Bujumbura, Burundi (PANA) - O Burundo comemora esta segunda-feira o 32.º aniversário do desaparecimento brutal do ex-Presidente burundês, Cyprien Ntaryamira, morto ao lado do seu homólogo rwandês, Juvenal Habyarimana, num atentado contra o seu avião ocorrido a 6 de abril de 1994, soube a PANA de fonte oficial.
Morreram igualmente três membros e ministros e vários colaboradores dos dois estadistas que estavam a bordo do mesmo avião, de tipo Falcon 50, abatido no espaço aéreo rwandês, precisamente em cima de Kigali, a capital rwandesa.
Duas investigações judiciais francesas deram conclusões antagónicas, sem que um processo real tivesse lugar.
No momento dos factos, os dois estadistas regressavam de uma cimeira realizada na vizinha Tanzânia, sobre a situação securitária preocupante em África, sobretudo no Burundi e no Rwanda, de acordo com a fonte.
Mais de três décadas depois, persistem ainda várias zonas cinzentas, nomeadamente o motivo que levou Ntaryamira a renunciar ao voo que o tinha transportado na ida, para se juntar ao seu homólogo Habyarimana, no voo de Falcon 5.
Também continua sombrio o neixo presumível entre o atentado contra os dois Presidentes, ambos de etnia Hutu (tribo maioritária nos dois países) e o genocídio que se seguiu contra os Tutsi (tribo minoritária) do Rwanda.
Nessa altura, o Rwanda fazia face a uma rebelião Tutsi, protagonizada pela Frente Patriótica Rwandesa (FPR), então dirigida por Paul Kagame, atual chefe do Estado rwandês.
Um relatório batizado “Rapport (relatório) Bruguière”, do nome do então juíz anti-terrorista francês, Jean Louis Bruguière, que investigava o caso, pôs diretamente em causa a FPR, mas os novos dirigentes rwandeses rejeitaram-no.

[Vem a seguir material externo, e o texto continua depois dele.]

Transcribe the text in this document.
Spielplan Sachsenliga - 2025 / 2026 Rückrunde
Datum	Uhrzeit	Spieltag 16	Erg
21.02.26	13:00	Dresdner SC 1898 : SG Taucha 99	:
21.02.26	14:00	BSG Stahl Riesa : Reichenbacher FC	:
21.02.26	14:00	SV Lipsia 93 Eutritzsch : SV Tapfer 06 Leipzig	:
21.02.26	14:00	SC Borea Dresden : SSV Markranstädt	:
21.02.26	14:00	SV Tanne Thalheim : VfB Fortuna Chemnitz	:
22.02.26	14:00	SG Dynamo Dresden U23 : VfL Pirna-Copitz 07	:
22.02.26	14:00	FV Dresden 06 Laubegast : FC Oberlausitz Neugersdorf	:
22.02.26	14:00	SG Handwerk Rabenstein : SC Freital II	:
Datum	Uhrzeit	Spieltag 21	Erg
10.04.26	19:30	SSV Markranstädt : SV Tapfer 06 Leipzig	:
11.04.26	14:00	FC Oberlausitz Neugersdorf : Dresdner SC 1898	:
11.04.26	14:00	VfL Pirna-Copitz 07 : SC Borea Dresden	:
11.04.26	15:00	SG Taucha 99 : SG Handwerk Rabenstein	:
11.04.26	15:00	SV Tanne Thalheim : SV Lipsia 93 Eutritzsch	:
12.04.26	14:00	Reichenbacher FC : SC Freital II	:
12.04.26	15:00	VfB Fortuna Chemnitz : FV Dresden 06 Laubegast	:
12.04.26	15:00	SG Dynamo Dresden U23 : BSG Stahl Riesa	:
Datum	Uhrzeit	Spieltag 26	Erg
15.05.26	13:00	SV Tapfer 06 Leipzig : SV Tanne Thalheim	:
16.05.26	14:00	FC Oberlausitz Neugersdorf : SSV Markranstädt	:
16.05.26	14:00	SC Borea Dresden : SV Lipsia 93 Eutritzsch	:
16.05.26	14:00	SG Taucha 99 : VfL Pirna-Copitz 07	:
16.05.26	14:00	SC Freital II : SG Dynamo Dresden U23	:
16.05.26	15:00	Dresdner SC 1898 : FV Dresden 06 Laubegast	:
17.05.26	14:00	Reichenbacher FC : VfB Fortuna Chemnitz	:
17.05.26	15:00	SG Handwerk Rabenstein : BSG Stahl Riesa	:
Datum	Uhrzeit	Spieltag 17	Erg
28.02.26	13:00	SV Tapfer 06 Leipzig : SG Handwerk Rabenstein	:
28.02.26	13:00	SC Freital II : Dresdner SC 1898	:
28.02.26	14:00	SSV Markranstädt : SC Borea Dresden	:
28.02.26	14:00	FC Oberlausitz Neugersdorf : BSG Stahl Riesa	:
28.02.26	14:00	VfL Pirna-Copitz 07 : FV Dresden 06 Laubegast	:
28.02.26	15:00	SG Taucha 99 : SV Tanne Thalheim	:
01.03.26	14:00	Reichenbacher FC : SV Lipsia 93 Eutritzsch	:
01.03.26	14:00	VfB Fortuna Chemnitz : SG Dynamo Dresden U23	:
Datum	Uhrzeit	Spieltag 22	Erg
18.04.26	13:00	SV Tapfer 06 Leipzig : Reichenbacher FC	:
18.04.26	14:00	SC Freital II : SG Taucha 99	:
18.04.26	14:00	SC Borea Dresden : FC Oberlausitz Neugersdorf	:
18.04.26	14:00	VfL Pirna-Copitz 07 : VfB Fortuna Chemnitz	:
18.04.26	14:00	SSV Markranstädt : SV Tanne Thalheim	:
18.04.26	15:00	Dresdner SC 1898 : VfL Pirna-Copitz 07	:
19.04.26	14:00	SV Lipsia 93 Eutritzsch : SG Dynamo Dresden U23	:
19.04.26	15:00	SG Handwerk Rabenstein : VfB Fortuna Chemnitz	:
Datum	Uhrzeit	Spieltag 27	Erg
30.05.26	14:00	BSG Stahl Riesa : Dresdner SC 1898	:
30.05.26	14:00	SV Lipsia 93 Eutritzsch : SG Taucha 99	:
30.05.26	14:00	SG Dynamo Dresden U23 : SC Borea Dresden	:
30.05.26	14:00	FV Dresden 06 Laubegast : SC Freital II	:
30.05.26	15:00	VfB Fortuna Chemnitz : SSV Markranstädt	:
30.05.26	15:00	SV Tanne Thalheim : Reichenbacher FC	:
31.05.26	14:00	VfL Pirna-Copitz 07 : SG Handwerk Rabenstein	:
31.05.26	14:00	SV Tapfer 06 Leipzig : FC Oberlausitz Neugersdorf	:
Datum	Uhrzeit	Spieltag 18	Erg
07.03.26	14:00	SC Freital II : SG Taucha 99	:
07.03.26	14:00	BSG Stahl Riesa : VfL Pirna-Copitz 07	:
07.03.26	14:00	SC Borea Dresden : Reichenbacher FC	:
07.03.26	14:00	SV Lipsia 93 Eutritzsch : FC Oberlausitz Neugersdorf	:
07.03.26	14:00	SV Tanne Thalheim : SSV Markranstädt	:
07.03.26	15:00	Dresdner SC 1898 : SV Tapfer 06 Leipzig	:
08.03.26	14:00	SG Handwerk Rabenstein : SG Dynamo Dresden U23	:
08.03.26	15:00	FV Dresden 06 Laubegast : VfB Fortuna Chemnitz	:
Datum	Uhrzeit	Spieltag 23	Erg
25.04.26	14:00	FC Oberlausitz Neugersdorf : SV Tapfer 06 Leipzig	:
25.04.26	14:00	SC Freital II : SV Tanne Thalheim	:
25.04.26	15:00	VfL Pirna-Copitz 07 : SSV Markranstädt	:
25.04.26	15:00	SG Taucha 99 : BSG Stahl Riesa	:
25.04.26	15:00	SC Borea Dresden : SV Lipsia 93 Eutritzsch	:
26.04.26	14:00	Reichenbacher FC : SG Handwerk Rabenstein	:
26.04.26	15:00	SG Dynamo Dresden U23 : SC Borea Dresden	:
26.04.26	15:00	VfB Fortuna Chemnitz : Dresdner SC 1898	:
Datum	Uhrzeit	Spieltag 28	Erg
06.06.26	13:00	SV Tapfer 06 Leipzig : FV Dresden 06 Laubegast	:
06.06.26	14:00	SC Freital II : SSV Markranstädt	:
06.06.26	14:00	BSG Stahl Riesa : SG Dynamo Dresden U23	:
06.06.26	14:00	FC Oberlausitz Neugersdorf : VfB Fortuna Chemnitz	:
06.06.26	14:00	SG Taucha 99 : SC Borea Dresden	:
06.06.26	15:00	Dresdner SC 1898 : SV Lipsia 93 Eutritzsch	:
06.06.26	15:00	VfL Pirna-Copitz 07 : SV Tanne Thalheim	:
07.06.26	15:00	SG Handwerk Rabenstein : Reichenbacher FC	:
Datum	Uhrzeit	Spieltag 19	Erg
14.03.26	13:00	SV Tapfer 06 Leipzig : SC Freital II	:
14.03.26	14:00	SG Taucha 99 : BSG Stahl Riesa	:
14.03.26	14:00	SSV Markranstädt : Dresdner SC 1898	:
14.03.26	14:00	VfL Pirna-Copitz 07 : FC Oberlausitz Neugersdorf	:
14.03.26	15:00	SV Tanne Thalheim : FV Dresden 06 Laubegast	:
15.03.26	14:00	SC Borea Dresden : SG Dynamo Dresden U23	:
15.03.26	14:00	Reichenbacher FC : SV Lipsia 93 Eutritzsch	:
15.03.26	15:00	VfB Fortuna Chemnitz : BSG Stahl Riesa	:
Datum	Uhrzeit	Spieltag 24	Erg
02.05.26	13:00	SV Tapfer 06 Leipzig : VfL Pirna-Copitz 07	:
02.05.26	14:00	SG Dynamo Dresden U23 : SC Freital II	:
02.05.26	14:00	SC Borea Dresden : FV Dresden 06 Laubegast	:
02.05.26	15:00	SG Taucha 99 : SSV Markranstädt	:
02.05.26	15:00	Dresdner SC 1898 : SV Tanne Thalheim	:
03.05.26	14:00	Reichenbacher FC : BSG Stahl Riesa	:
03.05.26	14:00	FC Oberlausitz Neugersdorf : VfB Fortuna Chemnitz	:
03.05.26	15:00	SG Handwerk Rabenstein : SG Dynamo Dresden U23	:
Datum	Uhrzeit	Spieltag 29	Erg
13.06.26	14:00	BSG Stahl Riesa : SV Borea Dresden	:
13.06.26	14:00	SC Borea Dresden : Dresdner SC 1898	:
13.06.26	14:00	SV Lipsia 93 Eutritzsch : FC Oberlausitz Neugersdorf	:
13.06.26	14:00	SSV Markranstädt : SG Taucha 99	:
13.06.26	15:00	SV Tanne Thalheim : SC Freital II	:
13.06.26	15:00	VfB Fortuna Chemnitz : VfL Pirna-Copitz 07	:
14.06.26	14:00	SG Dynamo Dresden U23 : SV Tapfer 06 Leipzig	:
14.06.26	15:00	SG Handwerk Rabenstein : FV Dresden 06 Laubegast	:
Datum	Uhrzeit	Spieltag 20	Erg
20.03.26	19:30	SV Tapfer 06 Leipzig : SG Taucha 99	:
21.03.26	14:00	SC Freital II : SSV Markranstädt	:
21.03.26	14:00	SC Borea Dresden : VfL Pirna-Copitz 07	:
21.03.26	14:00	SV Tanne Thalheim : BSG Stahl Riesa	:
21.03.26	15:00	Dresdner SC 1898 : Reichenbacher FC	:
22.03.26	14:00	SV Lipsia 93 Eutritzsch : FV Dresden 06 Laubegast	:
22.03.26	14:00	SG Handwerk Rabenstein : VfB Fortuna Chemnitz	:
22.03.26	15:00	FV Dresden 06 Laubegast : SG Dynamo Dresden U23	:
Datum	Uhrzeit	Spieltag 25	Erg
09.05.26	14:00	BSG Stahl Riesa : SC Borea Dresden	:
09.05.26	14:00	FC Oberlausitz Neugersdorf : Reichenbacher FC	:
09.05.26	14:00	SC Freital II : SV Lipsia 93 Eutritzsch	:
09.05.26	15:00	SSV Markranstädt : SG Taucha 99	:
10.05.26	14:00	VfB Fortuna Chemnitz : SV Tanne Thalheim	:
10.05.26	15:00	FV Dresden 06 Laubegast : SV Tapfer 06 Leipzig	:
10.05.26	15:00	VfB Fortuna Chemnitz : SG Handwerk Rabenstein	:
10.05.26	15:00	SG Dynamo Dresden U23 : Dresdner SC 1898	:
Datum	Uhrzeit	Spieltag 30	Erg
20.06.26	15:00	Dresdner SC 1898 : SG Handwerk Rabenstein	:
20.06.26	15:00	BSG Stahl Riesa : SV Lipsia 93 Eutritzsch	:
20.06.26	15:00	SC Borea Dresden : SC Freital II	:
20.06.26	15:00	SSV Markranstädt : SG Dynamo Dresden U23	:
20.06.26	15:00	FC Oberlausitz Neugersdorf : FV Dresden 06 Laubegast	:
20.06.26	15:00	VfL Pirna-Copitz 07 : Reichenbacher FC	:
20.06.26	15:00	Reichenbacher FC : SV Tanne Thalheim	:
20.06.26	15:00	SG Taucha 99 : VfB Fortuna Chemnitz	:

O mesmo juíz emitiu mandados de captura contra nove próximos colaboradores de Kagame, o que levou o Rwanda a romper, a 24 de novembro de 2006, as relações diplomáticas com a França.
Dois outros juizes franceses, Marc Trévidic e Nathalie Poux, contradisseram Bruguière, condenando extremistas Hutu opostos aos acordos de cessar-fogo entre a FPR e o regime do Presidente Habyarimana, então em causa.
As últimas investigações francesas foram encerradas por uma improcedência, em 2022, confirmada em apelo em 2023.
Desde então, nenhuma investigação oficial não foi aberta até à data no Burundi sobre a morte de Cyprien Ntaryamira, três meses após a sua investidura.
Ele tinha sido designado pelo Parlamento para suceder ao Presidente Melchior Ndadaye, assassinado em outubro de 1993, num golpe de Estado militar, apenas três meses depois de eleito democraticamente à frente do Burundi. Foi o primeiro a ser eleito democraticamente no país.
Uma década de guerra civil resultou desse assassinato, que fez pelo menos 300.000 mortos e levou ao exílio mais de um milhão de pessoas, segundo as Nações Unidas.
Contrariamente ao Burundi, o regime rwandês não organiza cerimónias oficiais em memóiria de Juvenal Habyarimana, preferindo em contrapartida reservar a data de 7 de abril às comemorações do genocídio contra os Tutsi, que fez mais de 800 mil mortos.
Quanto às relações bilaterais, o entendimento que prevalecia entre o Burundi e o Rwanda, nos anos de 1990, contrasta com as tensões atuais entre os dois países, marcadas por acusações recíprocas de desestabilizalão e um encerramento das fronteiras comuns desde janeiro de 2024.